Saturday, April 24, 2021

Making Non-Western Knowledge Digitally Accessible through Community Engagement

Karim Tharani's Shifting Established Mindsets and Praxis in Libraries: Five Insights for Making Non-Western Knowledge Digitally Accessible through Community Engagement in the Canadian Journal of Academic Librarianship is an interesting piece of scholarship about library engagement.   Tharani is the IT Librarian at the University of Saskatchewan who helped develop the Ginan Central digital collection.   As an initiative to digitally curate an oral tradition, the project shows how librarians can improve discoverability of non-Western knowledge materials in libraries.  In the context of the Ismaili Muslim community, the term ginan is used for the community’s collection of oral tradition of gnostic and devotional hymns.
Canada, as in most Western societies, the primary medium to codify knowledge continues to be written text, whether in print or electronic format.  Consequently, bibliographic standards and practices in academic libraries have evolved to be very efficient in managing textual knowledge materials and making them accessible.  This specialized operational efficiency, however, comes at the cost of marginalizing non-textual, and by extension non-Western, knowledge carriers, including oral traditions.  
1. Value Relationships Over Tasks - Establishing trust with community elders, leaders, and youth is vital in uncovering and understanding the needs and challenges of the community.   As this may be counter to the efficient workflows and tasks of academic institutions used to one-off projects that have predetermined timelines, librarians need to sustain relationships that are forged as part of these projects.

2.  Accept Community Engagement as a Continuum - Communities are like families and consists of individuals with different personalities, experiences, and perspectives.  Though a community may share a common history, their opinions, preferences, decisions, are not monolithic.   Librarians need to be appreciative and sensitive to these varying sentiments in order to be productive and successful in their work with communities.  

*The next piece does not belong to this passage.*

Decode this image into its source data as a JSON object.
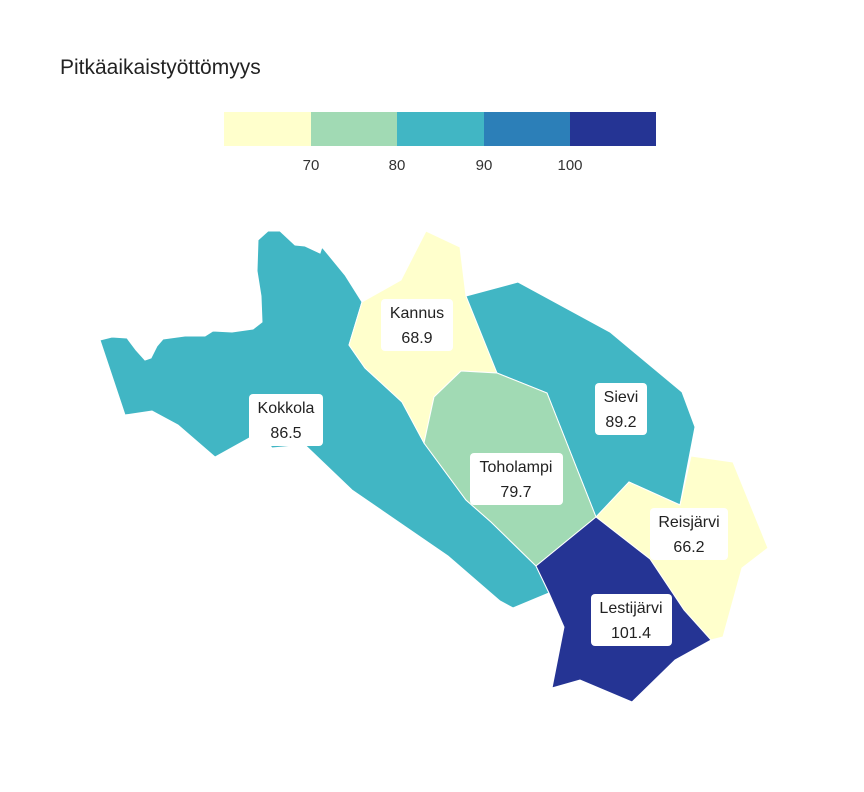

3.  Learn to Appreciate Rather than Appropriate Materials - The history of colonization is embedded in appropriation, including the practice of physically relocating materials for processing which can be a culturally traumatic process.   Librarians need to demonstrate an appreciative mindset by exercising flexibility in processing community collections, which again counters a typical operational workflow of libraries in which materials are selected, acquired, and described before being made available through discovery systems and catalogues.    For true collaboration to happen, librarians need to shift their mindset from physically gathering collections in libraries to one that prioritizes work to happen off-campus locations in the community.  

4.  Consider Oral Sources to Be As Important as Textual Ones - Libraries are used to working with tangible, text-based knowledge carriers grounded in physical convenience that is contrary to the value of orality of knowledge based on traditions that are alive and current.   Librarians need to shift their thinking that Indigenous knowledge as 'static' to one that is as continuing.  

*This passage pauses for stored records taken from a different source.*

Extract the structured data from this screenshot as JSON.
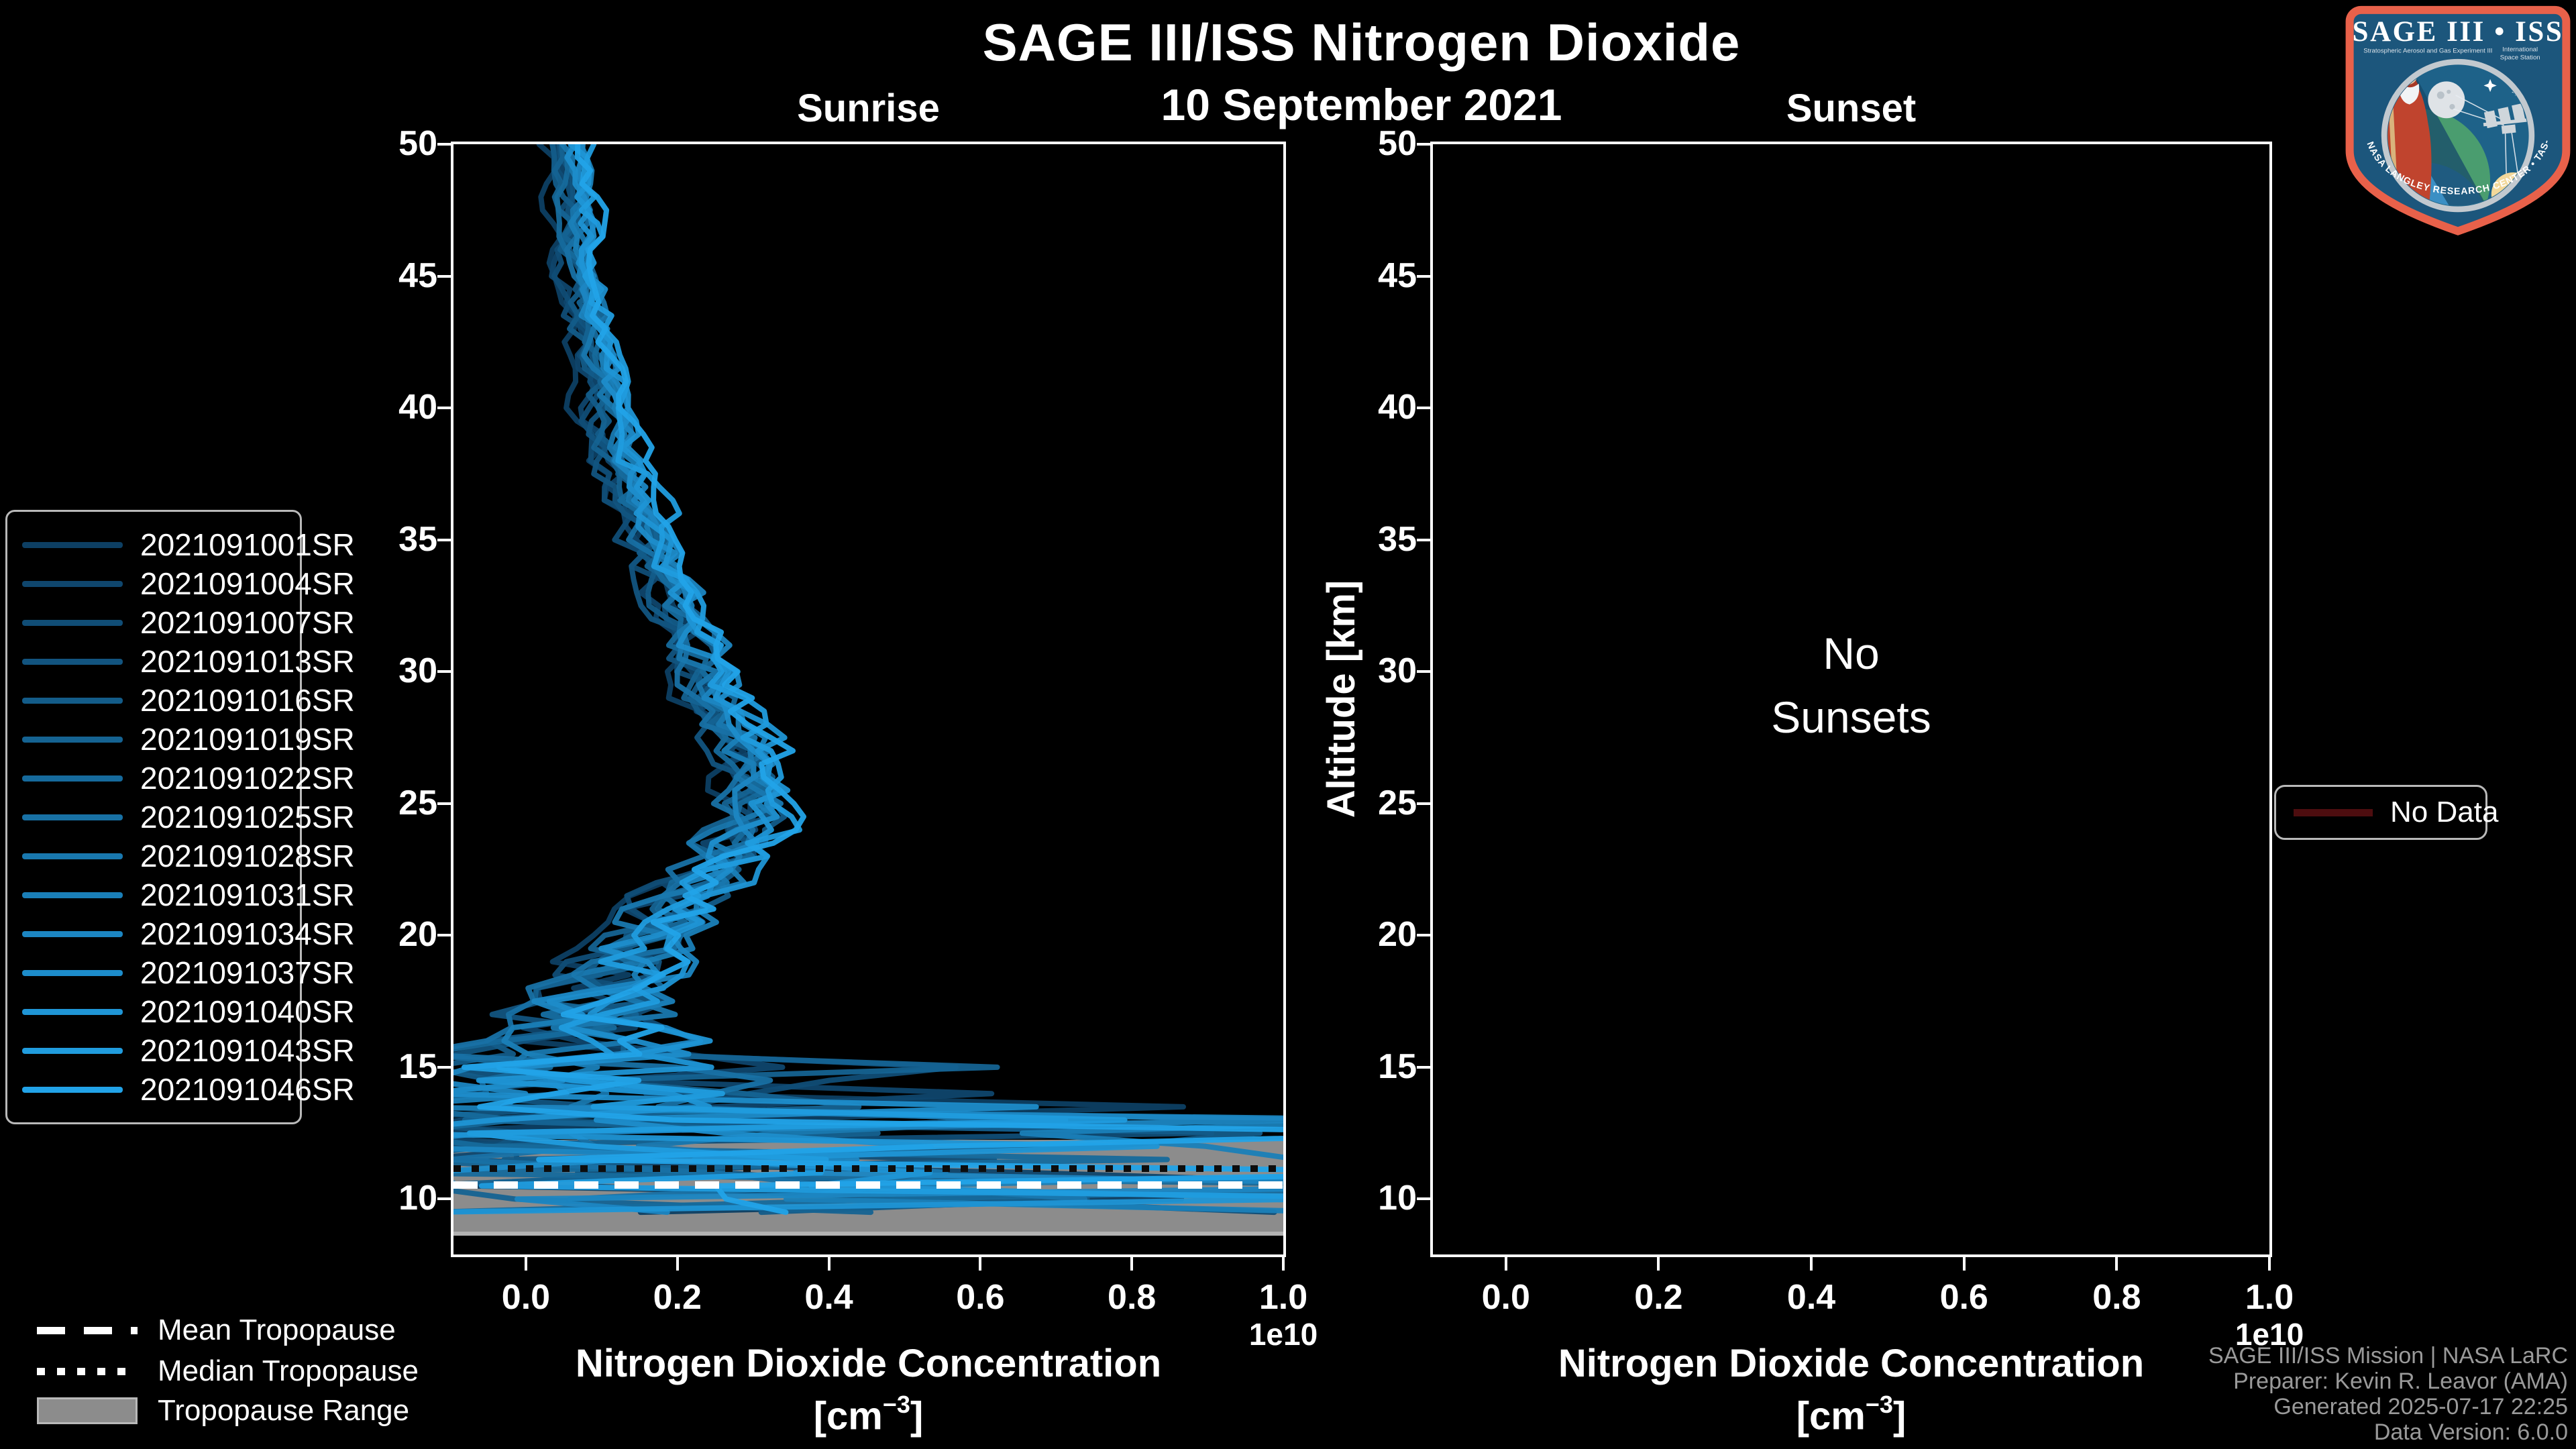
{
  "title": "SAGE III/ISS Nitrogen Dioxide",
  "subtitle": "10 September 2021",
  "panels": {
    "left_label": "Sunrise",
    "right_label": "Sunset"
  },
  "axes": {
    "ylabel": "Altitude [km]",
    "xlabel": "Nitrogen Dioxide Concentration",
    "xlabel_unit_pre": "[cm",
    "xlabel_unit_sup": "−3",
    "xlabel_unit_post": "]",
    "x_offset_label": "1e10",
    "x_ticks": [
      "0.0",
      "0.2",
      "0.4",
      "0.6",
      "0.8",
      "1.0"
    ],
    "x_tick_values": [
      0,
      0.2,
      0.4,
      0.6,
      0.8,
      1.0
    ],
    "y_ticks": [
      10,
      15,
      20,
      25,
      30,
      35,
      40,
      45,
      50
    ],
    "xlim_1e10": [
      -0.0956,
      1.0
    ],
    "ylim_km": [
      7.9,
      50
    ]
  },
  "no_sunsets": {
    "line1": "No",
    "line2": "Sunsets"
  },
  "tropopause_legend": {
    "mean": "Mean Tropopause",
    "median": "Median Tropopause",
    "range": "Tropopause Range"
  },
  "no_data_label": "No Data",
  "attribution": {
    "line1": "SAGE III/ISS Mission | NASA LaRC",
    "line2": "Preparer: Kevin R. Leavor (AMA)",
    "line3": "Generated 2025-07-17 22:25",
    "line4": "Data Version: 6.0.0"
  },
  "logo": {
    "title": "SAGE III • ISS",
    "subtitle_left": "Stratospheric Aerosol and Gas Experiment III",
    "subtitle_right_1": "International",
    "subtitle_right_2": "Space Station",
    "ring_text": "BALL • NASA LANGLEY RESEARCH CENTER • TAS-I • ESA"
  },
  "colors": {
    "background": "#000000",
    "foreground": "#ffffff",
    "muted_text": "#9a9a9a",
    "tropopause_band": "#8c8c8c",
    "no_data_line": "#4d0d0f",
    "legend_border": "#b9b9b9"
  },
  "chart_data": {
    "type": "line",
    "title": "SAGE III/ISS Nitrogen Dioxide",
    "subtitle": "10 September 2021",
    "layout": "two vertical profile panels, black background, white spines, legend of events left, tropopause legend bottom-left, No Data legend right",
    "x_units": "1e10 cm^-3",
    "y_units": "km",
    "panels": [
      {
        "name": "Sunrise",
        "xlim_1e10": [
          -0.0956,
          1.0
        ],
        "ylim_km": [
          7.9,
          50
        ],
        "x_ticks_1e10": [
          0,
          0.2,
          0.4,
          0.6,
          0.8,
          1.0
        ],
        "y_ticks_km": [
          10,
          15,
          20,
          25,
          30,
          35,
          40,
          45,
          50
        ],
        "series": [
          {
            "id": "2021091001SR",
            "color": "#0d3f63",
            "seed": 77
          },
          {
            "id": "2021091004SR",
            "color": "#0f466d",
            "seed": 10050
          },
          {
            "id": "2021091007SR",
            "color": "#104d76",
            "seed": 20023
          },
          {
            "id": "2021091013SR",
            "color": "#12547f",
            "seed": 29996
          },
          {
            "id": "2021091016SR",
            "color": "#135c89",
            "seed": 39969
          },
          {
            "id": "2021091019SR",
            "color": "#156392",
            "seed": 49942
          },
          {
            "id": "2021091022SR",
            "color": "#166a9c",
            "seed": 59915
          },
          {
            "id": "2021091025SR",
            "color": "#1871a5",
            "seed": 69888
          },
          {
            "id": "2021091028SR",
            "color": "#1978af",
            "seed": 79861
          },
          {
            "id": "2021091031SR",
            "color": "#1a7fb8",
            "seed": 89834
          },
          {
            "id": "2021091034SR",
            "color": "#1c86c2",
            "seed": 99807
          },
          {
            "id": "2021091037SR",
            "color": "#1d8dcb",
            "seed": 109780
          },
          {
            "id": "2021091040SR",
            "color": "#1f95d5",
            "seed": 119753
          },
          {
            "id": "2021091043SR",
            "color": "#209cde",
            "seed": 129726
          },
          {
            "id": "2021091046SR",
            "color": "#22a3e8",
            "seed": 139699
          }
        ],
        "mean_profile_alt_km_vs_conc_1e10": [
          [
            50,
            0.055
          ],
          [
            48,
            0.062
          ],
          [
            46,
            0.07
          ],
          [
            44,
            0.08
          ],
          [
            42,
            0.092
          ],
          [
            40,
            0.108
          ],
          [
            38,
            0.127
          ],
          [
            36,
            0.148
          ],
          [
            34,
            0.175
          ],
          [
            32,
            0.205
          ],
          [
            30,
            0.238
          ],
          [
            28,
            0.272
          ],
          [
            26.5,
            0.295
          ],
          [
            25,
            0.3
          ],
          [
            24,
            0.285
          ],
          [
            23,
            0.26
          ],
          [
            22,
            0.225
          ],
          [
            21,
            0.19
          ],
          [
            20,
            0.16
          ],
          [
            19,
            0.135
          ],
          [
            18,
            0.11
          ],
          [
            17,
            0.09
          ],
          [
            16,
            0.08
          ],
          [
            15,
            0.08
          ],
          [
            14,
            0.09
          ],
          [
            13,
            0.11
          ],
          [
            12,
            0.14
          ],
          [
            11,
            0.16
          ],
          [
            10,
            0.21
          ],
          [
            9.5,
            0.24
          ],
          [
            9,
            0.2
          ]
        ],
        "noise_amplitude_1e10_by_alt_km": [
          [
            50,
            0.013
          ],
          [
            42,
            0.016
          ],
          [
            36,
            0.02
          ],
          [
            30,
            0.026
          ],
          [
            26,
            0.032
          ],
          [
            22,
            0.042
          ],
          [
            20,
            0.055
          ],
          [
            18,
            0.08
          ],
          [
            16.5,
            0.11
          ],
          [
            15.5,
            0.16
          ],
          [
            14.5,
            0.22
          ],
          [
            13.5,
            0.28
          ],
          [
            12.5,
            0.33
          ],
          [
            11,
            0.35
          ],
          [
            9,
            0.36
          ]
        ],
        "profile_step_km": 0.5,
        "profile_bottom_km_range": [
          8.9,
          10.2
        ],
        "tropopause_km": {
          "mean": 10.55,
          "median": 11.15,
          "range": [
            8.6,
            12.25
          ]
        }
      },
      {
        "name": "Sunset",
        "xlim_1e10": [
          -0.0956,
          1.0
        ],
        "ylim_km": [
          7.9,
          50
        ],
        "x_ticks_1e10": [
          0,
          0.2,
          0.4,
          0.6,
          0.8,
          1.0
        ],
        "y_ticks_km": [
          10,
          15,
          20,
          25,
          30,
          35,
          40,
          45,
          50
        ],
        "annotation": "No Sunsets",
        "series": []
      }
    ],
    "legend_right": "No Data"
  }
}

5.  Accept Community Materials as Credible Knowledge Resources -  As Western scholarship tends to reduce oral traditions to textual renditions for research, such as prioritizing ancient manuscripts, this questionable practice is inconsistent with how communities prefer to render oral traditions to text and other media to complement rather than replace their traditional ways of transmitting oral knowledge.  Librarians need to be cognizant and respectful of these traditions when working with their communities and integrating these communal materials into scholarly discourses.

I value Karim Tharani's contribution to this area of scholarship and appreciate the best practices he's laid out when working with communities.  As I move into the deep and enriching work of library engagement with our diverse communities in British Columbia and Canada, this will be a strong reminder of the continuing evolution of programs and services and how they fit in the paradigm of community engagement.   "Outreach" is an outdated terminology that activates and transmits knowledge in a very surface-level contact with a community, community engagement continues to evolve not as a   'model' so much as by a framework of guiding principles, strategies, and approaches, one based on principles that respect the right of all community members to be informed, consulted, involved and empowered.   Things move quickly; certainly, my research and scholarship in this area has changed so much that many of my earlier thoughts as a librarian need to be updated.